Hearing everyone come up with characters and their vivid backstories is perhaps the funniest thing to listen to while eating orange chicken. The next match, WrestleSlam I (The Riots of Spring), without spoiling the surprises, should see a lot of child versus father/creator matches. PWR has a private planning page where threads of character ideas are formed. I ask Chris how far they can go with an idea, especially in regards to whether or not some things should be deemed offensive.

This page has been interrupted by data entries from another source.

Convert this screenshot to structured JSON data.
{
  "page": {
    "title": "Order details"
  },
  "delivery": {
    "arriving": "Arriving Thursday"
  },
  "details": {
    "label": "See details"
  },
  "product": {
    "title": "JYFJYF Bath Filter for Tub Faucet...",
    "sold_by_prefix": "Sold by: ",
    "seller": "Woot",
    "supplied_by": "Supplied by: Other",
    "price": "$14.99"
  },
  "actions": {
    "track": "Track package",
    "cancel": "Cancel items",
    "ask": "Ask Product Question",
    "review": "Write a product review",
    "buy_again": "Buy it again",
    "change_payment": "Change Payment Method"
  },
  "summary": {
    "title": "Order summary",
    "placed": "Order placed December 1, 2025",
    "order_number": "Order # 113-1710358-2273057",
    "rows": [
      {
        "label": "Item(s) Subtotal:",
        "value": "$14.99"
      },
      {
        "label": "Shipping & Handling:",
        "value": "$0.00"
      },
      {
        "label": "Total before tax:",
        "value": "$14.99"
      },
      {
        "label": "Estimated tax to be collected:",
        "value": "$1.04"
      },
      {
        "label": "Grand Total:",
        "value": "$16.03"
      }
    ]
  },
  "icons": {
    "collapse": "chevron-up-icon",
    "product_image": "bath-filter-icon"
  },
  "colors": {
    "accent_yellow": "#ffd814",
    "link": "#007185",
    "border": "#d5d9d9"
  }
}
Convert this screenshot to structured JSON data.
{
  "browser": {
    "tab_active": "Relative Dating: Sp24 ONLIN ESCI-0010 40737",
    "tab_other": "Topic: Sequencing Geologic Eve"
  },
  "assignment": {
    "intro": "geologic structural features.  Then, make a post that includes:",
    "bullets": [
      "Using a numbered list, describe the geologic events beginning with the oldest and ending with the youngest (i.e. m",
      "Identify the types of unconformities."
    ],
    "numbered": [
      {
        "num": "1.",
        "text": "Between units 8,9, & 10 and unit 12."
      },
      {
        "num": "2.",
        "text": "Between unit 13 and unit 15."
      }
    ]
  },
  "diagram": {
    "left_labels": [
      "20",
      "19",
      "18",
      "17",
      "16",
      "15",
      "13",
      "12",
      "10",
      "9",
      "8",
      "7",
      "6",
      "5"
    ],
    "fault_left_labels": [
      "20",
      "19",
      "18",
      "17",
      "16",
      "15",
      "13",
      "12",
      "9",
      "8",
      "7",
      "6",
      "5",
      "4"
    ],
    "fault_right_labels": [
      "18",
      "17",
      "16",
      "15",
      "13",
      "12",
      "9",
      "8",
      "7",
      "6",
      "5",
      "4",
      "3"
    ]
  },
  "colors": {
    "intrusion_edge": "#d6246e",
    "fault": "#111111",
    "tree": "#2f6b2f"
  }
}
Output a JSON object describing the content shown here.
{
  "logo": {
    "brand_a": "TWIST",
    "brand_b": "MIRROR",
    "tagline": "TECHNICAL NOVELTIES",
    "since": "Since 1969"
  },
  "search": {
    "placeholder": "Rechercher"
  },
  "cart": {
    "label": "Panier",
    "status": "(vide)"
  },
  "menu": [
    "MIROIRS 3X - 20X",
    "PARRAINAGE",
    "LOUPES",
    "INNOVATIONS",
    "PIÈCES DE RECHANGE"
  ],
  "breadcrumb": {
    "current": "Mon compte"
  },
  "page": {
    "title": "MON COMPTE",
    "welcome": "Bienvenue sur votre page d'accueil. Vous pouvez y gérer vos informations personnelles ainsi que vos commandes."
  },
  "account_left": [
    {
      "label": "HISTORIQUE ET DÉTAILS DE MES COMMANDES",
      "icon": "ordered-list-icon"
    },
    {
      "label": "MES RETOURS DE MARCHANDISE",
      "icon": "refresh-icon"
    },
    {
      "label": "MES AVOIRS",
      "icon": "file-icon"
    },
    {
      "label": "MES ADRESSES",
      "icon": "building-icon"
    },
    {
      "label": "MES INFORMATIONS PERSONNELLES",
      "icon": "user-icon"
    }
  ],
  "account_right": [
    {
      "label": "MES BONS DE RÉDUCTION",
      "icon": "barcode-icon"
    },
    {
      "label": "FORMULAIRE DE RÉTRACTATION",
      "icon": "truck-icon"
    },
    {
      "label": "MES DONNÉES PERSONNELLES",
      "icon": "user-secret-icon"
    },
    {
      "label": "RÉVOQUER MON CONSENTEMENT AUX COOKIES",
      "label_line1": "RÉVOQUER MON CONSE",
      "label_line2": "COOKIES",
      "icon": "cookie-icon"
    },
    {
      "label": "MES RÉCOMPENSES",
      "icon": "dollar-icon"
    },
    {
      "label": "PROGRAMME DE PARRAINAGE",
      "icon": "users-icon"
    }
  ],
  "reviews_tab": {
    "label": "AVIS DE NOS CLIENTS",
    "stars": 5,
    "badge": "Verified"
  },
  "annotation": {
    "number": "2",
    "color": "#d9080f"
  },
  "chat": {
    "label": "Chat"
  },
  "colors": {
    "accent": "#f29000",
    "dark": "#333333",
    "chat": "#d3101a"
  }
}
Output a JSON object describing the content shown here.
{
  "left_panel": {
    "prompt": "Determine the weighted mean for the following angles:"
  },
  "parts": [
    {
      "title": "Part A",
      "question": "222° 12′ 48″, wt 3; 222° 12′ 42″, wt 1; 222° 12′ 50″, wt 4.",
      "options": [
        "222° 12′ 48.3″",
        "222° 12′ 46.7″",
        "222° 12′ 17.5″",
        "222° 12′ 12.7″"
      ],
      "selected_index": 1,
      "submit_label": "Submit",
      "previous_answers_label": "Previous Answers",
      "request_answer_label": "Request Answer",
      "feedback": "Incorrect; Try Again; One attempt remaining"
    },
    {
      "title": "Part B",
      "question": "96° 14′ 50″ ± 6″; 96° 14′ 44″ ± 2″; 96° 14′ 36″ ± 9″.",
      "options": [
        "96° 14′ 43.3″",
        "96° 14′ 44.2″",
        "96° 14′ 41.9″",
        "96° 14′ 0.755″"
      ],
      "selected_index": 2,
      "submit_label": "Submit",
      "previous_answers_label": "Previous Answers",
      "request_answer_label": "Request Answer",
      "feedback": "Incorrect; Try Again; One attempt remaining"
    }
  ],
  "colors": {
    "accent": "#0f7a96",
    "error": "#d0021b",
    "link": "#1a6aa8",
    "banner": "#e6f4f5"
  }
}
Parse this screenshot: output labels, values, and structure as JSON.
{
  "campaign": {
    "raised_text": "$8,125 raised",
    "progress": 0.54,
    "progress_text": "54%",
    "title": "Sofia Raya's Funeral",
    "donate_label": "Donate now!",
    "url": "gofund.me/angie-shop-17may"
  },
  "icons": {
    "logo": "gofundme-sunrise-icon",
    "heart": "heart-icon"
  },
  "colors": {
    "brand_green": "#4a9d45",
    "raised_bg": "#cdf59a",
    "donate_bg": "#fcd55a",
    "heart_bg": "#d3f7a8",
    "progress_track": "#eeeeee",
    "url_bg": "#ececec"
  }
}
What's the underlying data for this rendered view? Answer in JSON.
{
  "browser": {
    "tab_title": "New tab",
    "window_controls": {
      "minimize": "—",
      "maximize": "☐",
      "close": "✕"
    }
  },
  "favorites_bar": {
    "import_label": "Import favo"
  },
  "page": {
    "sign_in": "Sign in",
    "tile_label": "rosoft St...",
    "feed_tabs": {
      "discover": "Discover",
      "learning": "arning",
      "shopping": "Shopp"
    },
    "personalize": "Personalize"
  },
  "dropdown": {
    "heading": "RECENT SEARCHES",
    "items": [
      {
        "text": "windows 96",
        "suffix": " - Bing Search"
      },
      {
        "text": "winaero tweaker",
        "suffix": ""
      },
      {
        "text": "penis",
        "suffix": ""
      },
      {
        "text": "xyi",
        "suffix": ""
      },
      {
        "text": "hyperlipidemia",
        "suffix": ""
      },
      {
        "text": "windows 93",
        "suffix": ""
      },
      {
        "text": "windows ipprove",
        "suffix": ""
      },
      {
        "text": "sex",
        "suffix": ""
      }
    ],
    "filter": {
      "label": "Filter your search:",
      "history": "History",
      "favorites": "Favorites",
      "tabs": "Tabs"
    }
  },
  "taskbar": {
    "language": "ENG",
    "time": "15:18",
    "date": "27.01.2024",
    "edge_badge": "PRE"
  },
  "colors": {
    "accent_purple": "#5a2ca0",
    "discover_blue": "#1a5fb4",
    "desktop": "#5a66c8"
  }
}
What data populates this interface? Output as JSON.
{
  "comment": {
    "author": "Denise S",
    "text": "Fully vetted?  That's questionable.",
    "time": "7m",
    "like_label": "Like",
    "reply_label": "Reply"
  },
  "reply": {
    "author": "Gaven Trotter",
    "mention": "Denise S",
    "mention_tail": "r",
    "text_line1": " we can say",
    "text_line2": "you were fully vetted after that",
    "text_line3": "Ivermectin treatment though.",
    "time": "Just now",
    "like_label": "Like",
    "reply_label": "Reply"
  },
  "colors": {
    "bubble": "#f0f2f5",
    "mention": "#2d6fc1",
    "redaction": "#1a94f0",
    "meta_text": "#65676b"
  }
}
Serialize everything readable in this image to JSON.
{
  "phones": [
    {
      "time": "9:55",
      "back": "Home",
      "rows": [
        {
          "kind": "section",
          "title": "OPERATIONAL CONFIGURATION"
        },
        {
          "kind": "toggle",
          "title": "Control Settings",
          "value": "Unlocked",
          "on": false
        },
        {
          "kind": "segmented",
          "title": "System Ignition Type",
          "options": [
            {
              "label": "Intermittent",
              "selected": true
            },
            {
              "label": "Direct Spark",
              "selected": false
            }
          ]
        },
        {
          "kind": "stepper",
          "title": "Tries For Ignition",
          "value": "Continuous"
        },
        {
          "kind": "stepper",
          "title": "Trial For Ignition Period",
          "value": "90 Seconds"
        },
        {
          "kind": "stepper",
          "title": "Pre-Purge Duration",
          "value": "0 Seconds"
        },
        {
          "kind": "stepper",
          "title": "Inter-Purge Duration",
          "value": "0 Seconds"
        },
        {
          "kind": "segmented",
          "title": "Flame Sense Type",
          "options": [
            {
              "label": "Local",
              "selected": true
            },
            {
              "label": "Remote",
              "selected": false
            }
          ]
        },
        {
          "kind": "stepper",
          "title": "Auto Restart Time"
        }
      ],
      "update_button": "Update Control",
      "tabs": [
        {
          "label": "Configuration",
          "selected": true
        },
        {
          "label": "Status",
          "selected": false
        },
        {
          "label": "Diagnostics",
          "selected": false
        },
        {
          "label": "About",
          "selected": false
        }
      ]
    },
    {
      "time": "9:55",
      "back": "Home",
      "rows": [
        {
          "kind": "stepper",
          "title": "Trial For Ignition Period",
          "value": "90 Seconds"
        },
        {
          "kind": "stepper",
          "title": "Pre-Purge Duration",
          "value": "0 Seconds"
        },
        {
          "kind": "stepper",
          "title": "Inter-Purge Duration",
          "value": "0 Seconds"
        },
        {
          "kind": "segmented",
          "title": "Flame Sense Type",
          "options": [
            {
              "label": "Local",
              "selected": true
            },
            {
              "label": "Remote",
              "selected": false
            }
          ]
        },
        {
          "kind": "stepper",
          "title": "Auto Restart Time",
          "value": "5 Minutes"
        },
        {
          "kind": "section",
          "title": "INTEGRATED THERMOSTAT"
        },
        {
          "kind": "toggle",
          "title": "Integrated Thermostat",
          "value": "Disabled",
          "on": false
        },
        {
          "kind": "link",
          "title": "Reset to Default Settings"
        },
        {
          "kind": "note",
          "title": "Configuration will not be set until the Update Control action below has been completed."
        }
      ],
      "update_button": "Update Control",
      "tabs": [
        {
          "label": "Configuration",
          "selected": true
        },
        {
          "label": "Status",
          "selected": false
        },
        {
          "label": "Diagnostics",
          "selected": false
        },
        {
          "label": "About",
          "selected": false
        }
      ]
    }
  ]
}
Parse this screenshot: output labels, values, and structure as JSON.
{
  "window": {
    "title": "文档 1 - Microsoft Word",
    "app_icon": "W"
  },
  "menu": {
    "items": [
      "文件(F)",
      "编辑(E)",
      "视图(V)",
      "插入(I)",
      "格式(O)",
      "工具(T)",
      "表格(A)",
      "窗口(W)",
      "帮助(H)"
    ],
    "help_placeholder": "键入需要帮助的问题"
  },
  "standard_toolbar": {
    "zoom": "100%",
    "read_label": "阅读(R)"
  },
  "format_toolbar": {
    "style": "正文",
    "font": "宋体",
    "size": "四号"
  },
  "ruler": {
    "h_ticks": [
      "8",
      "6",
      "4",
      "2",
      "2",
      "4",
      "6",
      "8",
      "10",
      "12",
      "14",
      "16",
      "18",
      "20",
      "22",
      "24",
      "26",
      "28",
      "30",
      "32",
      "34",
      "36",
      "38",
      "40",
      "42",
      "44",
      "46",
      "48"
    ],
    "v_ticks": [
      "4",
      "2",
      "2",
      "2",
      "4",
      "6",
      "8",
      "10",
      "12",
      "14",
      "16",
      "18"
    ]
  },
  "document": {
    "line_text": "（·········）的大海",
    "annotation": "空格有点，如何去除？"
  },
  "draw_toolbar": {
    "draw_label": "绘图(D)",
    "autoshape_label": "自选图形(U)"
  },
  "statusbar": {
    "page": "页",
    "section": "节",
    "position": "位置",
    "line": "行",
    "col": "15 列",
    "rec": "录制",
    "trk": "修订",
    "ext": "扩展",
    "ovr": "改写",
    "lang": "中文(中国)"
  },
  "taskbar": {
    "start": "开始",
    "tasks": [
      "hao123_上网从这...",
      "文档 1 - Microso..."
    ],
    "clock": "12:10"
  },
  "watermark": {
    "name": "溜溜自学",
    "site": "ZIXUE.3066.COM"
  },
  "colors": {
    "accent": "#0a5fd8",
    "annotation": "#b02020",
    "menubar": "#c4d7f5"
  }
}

As always, he is quick with thoughtful replies.
“Bad guy characters need to be offensive, but there are lines that can’t be crossed, and these lines are understood by everyone involved in performing,” he says. “Anything that makes fun of an ethnic or sexual minority by a group in power is not permissible. ‘Punch up, never down,’ as our announcer team of Timmy Quivers and Mike the Bear are wont to say.” Timmy Quivers, or by his real name Timothy Faust, loves PWR so much he flies in from New York for every match just to do the announcing.
Dock Master’s rich baritone fills the car on the ride back from Buffet Palace. The song is a forlorn folk hymnal about fishing that he wants to use in his next promo video. It’s a strange and fitting end to a long day. Along with some small planning business, they are also trying to plan a road trip to Florida to pick up a $1500 professional ring that they’ve just purchased for WrestleSlam. This will be the last time PWR performs at the Sanchez Center, with every match gathering 100 more people each time, there isn’t much sustainability in a place surrounded by so many neighbors. This, however, isn’t the end for PWR.
In less than a year they have managed to produce four matches. There is no end of creative potential among them, and with each match new crops of hopeful amateur wrestlers come out of the woodwork to be vetted by the founding members. There is no shortage of enthusiasm. The Riots of Spring already promises an endless array of pagan/metal motifs to play with. New characters, like a sentient hamburger from space looking to experience all aspects of life or a horse that lifts weights will eventually replace those ready to retire.
The future looks bright for Party World Rasslin’, with momentum only increasing with each new match. While this isn’t something that needs to be explained to the believer, it is certainly something worth experiencing to the uninitiated. You can see PWR in action for free on Saturday, March 7th, 2015 at The Sanchez Center 1612 Sanchez St.